After the break I rode to the village underneath the dam in search of petrol. The place Losper indicated as the one to get petrol was burned down, but they had petrol at the shop next to the main road, so I filled up and set-off east towards Thaba Tseka. The original plan was to follow some tracks I plotted along the Senquanyane river, but it was past midday now, so instead I slabbed the next 40 km or so to Mantsonyane, where I turned south east to explore some dirt tracks heading to Thaba Tseka south of the main tar road. The road initially run for 40 or so km south west and was combination of very well maintained dirt and tar section at the steep uphills. It's perfect state was in stark contrast compared to completely neglected road I rode in the morning getting down to Mohale dam.
After those 40 or so km I turned north east onto very rocky track running along the tops of the mountains, which I followed for another 40 or so km, until it connected back to A3 near transmission tower about 10 km above Thaba Tseka. The track was pretty gnarly but nothing extremely technical, just very rocky. It was clearly quite used but mostly by foot traffic, even though it was probably build originally for motorised vehicles.

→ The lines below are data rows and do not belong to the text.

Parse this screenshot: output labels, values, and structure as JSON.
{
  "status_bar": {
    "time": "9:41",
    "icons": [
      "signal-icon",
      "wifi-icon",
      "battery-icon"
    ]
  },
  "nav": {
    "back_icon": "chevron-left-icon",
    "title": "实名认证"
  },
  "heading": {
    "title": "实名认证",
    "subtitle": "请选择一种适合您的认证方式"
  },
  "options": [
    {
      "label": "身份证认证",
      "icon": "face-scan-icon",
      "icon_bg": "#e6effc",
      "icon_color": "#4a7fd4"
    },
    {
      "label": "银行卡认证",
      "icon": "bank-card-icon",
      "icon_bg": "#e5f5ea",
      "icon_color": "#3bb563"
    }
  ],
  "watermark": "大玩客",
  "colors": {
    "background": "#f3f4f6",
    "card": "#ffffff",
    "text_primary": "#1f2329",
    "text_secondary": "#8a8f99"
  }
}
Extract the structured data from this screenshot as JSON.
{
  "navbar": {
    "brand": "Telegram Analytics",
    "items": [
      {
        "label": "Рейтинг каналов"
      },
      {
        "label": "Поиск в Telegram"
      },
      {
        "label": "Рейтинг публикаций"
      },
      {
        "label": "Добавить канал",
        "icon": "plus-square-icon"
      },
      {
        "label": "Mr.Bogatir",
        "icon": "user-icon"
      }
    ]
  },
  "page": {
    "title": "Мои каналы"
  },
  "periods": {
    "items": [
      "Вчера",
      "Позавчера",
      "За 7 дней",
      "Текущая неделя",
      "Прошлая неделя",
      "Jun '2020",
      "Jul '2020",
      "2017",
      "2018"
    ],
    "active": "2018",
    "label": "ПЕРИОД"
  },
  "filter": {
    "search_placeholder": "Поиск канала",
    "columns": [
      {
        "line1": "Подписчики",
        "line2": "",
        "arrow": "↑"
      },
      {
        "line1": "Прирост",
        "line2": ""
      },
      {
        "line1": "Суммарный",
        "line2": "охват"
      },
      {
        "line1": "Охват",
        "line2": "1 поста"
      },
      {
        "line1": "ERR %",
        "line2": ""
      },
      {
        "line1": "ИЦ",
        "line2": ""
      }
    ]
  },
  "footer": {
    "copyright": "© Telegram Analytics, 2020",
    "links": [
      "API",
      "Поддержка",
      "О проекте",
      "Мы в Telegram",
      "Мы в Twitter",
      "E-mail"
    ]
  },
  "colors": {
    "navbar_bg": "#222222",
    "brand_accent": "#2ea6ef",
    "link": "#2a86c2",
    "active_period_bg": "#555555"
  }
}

I arrived at Thaba Tseka still with plenty of daylight to spare. I filled up at chinese petrol station and headed for my favourite joint there, a bit pathetically named Motherland guesthouse. Unfortunatelly it was full. And so was the next guesthouse on the main road - clearly there was some conference in town and all accommodation seemed to be booked. Eventually I ended up at Buffalo hotel, that clearly wasn't that well connected to the government (who I'm sure financed the conference or whatever the gathering was), as it was almost empty. The fact that they were under reconstruction probably didn't help, but hte biggest drawback wast that they didn'e have restaurant open. In a rare display of initiative though, the receptionist organized that the cooks who were around for some reason will prepare chicken with rice for me and 2 other guests, so all good at the end of the day.